This time of year can feel a little stale for horror fans. I watch the scary stuff all year, but during October (and let’s face it, most of September) I turn my horror habit into a full-blown addiction. The thing is, come November, I usually suffer a horror hangover that leaves me looking for other fare to cleanse my cinematic palate of the blood, the ghosts, and the angry weapon-wielders. After a month of rare steak, Tragedy Girls felt like lemon sorbet.

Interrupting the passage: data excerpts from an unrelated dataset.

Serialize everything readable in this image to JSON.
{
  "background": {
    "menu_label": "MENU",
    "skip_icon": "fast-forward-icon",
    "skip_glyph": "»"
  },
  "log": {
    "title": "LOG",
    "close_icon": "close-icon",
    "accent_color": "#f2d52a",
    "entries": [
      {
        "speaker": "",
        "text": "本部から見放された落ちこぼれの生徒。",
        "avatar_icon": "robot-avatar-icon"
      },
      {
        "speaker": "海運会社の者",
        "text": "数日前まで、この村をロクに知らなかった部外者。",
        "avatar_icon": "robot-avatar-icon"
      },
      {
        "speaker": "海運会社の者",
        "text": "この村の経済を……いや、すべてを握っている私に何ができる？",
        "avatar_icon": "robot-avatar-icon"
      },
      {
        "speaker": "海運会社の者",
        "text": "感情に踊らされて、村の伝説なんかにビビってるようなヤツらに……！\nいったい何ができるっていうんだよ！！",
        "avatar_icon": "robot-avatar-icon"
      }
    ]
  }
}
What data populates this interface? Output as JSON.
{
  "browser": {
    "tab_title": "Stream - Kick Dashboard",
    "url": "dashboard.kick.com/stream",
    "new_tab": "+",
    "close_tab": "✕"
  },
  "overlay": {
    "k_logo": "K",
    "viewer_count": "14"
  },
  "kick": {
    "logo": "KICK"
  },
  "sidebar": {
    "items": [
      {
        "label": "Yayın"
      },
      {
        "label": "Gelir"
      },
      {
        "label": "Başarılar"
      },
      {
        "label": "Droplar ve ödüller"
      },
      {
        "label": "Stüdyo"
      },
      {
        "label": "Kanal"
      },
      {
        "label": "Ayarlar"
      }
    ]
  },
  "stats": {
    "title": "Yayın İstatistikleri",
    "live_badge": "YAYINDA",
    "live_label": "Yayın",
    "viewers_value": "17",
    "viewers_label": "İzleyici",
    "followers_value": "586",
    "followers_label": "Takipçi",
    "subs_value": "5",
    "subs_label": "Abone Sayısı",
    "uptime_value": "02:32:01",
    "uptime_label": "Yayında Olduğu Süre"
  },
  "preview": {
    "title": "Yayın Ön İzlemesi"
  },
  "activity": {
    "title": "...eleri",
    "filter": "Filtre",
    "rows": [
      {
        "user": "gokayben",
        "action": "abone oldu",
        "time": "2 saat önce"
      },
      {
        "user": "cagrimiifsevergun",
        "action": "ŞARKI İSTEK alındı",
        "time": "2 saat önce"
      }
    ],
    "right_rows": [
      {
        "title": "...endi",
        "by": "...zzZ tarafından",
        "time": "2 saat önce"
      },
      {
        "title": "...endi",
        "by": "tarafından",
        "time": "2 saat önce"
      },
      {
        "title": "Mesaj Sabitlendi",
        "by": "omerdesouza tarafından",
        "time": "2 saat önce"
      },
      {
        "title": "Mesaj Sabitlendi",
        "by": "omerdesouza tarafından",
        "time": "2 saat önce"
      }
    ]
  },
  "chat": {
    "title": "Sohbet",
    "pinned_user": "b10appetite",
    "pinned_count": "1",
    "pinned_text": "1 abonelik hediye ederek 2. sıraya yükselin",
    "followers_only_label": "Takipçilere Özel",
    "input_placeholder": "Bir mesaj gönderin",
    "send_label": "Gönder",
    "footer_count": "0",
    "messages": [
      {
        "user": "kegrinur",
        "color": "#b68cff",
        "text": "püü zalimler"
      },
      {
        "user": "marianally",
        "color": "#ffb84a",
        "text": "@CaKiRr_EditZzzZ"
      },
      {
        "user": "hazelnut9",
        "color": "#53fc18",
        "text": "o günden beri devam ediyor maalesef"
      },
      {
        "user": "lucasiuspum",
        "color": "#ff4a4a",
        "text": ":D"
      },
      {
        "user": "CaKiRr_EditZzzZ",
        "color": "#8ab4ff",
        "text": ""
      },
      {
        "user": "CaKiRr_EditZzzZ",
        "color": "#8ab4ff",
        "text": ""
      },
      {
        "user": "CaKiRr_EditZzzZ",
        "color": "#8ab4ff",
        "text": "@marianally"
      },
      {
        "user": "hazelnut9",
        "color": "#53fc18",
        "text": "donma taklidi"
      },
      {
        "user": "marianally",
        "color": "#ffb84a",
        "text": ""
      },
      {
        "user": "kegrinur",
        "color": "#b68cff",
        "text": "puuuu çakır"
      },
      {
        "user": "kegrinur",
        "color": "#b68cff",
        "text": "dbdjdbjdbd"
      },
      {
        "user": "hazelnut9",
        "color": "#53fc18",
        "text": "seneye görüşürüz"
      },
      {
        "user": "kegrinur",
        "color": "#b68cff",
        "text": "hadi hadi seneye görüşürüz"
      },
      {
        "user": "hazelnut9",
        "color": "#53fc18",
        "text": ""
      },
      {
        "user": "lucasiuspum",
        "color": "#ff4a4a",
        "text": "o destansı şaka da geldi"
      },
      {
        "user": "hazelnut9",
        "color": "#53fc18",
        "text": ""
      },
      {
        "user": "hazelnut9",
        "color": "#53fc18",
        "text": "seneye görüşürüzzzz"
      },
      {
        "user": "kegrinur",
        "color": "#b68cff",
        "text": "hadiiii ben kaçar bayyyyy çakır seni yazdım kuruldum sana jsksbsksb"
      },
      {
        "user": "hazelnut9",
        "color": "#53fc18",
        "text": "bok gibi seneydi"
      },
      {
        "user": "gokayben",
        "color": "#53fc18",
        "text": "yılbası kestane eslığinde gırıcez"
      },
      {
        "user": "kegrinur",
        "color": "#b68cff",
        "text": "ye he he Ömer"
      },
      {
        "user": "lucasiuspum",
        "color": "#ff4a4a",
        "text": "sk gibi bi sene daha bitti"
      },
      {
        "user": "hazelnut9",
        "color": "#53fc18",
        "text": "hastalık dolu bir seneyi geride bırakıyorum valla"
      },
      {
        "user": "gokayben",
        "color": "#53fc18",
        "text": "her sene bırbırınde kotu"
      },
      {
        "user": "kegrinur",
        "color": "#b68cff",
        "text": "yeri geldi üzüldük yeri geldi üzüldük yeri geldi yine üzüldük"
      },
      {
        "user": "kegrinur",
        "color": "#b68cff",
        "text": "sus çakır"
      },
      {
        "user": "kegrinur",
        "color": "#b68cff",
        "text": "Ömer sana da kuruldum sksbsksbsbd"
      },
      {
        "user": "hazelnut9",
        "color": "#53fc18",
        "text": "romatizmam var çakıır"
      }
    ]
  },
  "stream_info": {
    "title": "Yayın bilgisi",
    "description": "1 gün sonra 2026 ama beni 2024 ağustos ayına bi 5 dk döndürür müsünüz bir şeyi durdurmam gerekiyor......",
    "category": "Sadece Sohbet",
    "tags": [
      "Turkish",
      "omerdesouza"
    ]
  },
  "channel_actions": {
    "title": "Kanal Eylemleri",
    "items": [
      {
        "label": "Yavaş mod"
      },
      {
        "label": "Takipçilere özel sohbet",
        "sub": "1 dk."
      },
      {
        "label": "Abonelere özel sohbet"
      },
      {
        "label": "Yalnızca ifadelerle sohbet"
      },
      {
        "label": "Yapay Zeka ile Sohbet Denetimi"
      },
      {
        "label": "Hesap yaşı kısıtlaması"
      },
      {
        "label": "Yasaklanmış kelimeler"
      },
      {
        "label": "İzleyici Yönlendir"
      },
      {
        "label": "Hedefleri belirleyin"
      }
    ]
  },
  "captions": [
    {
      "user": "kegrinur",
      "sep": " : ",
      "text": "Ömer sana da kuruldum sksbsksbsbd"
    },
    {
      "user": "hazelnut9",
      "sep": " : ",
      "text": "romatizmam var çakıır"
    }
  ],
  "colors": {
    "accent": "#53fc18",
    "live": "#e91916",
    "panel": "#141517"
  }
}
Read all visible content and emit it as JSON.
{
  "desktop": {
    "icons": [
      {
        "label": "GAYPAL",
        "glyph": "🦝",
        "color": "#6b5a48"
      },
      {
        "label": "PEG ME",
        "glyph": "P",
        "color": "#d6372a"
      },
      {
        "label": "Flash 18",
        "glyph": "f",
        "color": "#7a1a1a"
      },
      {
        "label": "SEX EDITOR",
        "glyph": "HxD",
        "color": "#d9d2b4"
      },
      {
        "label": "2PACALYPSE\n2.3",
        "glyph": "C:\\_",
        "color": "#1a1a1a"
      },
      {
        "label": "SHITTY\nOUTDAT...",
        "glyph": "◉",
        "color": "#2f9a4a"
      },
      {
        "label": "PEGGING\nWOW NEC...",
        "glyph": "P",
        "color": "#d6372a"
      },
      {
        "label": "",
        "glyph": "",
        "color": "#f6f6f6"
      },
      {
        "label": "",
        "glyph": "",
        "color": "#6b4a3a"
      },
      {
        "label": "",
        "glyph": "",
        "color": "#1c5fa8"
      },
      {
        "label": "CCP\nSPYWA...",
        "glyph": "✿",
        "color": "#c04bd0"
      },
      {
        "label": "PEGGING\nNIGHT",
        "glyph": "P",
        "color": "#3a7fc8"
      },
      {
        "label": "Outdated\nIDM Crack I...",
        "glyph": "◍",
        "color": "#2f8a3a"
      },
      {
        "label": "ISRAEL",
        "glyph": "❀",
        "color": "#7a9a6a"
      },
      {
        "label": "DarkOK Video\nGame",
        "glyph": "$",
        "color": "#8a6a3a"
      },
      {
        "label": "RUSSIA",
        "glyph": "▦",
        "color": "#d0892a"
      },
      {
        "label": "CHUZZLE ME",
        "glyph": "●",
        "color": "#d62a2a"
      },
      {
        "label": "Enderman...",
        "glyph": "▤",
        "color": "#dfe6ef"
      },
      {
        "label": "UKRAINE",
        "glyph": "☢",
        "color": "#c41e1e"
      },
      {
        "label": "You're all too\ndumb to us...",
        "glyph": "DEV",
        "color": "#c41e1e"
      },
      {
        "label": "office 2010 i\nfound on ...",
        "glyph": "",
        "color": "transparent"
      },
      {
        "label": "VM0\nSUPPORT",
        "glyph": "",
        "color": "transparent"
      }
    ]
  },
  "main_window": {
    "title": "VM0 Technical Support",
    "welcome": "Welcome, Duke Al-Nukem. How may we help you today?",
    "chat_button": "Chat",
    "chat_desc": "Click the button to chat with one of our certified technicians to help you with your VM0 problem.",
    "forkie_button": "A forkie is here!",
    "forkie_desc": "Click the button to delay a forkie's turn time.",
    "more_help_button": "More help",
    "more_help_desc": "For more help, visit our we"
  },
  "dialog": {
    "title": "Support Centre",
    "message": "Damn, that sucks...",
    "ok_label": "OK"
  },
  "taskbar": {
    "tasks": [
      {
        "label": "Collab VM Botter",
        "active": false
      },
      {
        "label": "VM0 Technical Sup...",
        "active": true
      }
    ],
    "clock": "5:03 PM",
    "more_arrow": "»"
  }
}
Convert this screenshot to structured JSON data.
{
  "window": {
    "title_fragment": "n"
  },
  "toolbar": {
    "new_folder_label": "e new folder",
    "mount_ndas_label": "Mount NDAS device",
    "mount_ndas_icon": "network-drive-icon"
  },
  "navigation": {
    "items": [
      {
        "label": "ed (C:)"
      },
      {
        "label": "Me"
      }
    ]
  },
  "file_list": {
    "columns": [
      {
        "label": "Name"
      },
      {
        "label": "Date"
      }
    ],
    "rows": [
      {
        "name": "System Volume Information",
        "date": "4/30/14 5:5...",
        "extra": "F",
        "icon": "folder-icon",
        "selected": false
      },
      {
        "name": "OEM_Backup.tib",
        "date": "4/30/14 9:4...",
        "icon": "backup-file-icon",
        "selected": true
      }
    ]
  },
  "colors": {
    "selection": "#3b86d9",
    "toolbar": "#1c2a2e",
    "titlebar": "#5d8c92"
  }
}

Sadie and McKayla (Brianna Hildebrand and Alexandra Shipp) gleefully run the @TragedyGirls handle, reporting local crime stories as only two social media obsessed teenage girls could. With their follower count trailing far behind their aspirations of fame, the best friends capture the serial killer loose in their hometown and use his expertise to put their site in the spotlight. The ladies begin committing their own string of murders and use their exclusive knowledge of the crimes to hike up their hits.
It’s rare for me to feel like I’m seeing something that’s not just a slightly different spin on the usual story. Tragedy Girls feels entirely of the moment, as fresh and funny as it is warped and bloody. There’s a complete absence of “you know you shouldn’t root for these girls.” Director Tyler MacIntyre (Patchwork, available on Netflix) wants you on the Tragedy Girls team, and X-Men alums Hildebrand and Shipp make it easy to side with their perky maniacs. MacIntyre and co-writer Chris Lee Hill manage to balance some seriously grisly stuff with honesty about teenagerdom that’s timeless, even if hashtags and hair color aren’t. Adolescent friendships carry an automatic intensity. Emotional and sexual development churning forward hand-in-hand make small challenges like prom seem insurmountable, and bigger problems like, well, prom, seem catastrophic. MK and Sadie as a friendship unit are self-obsessed and absurd, hyper-sensitive to the world around them and fighting to remain unaffected by it all. Their self-confidence is genuine, headstrong, and it feels like their invisible third bestie.
In a world full of people who are famous for doing nothing, you have to give it to Sadie and McKayla for taking the initiative to carve their own path. So what if the path is carved with an actual butcher knife? Their laser focus and dedication to not only their brand but each other is surprisingly sweet in a film that’s otherwise as black and twisted as the leftover licorice at the bottom of a trick-or-treat bag.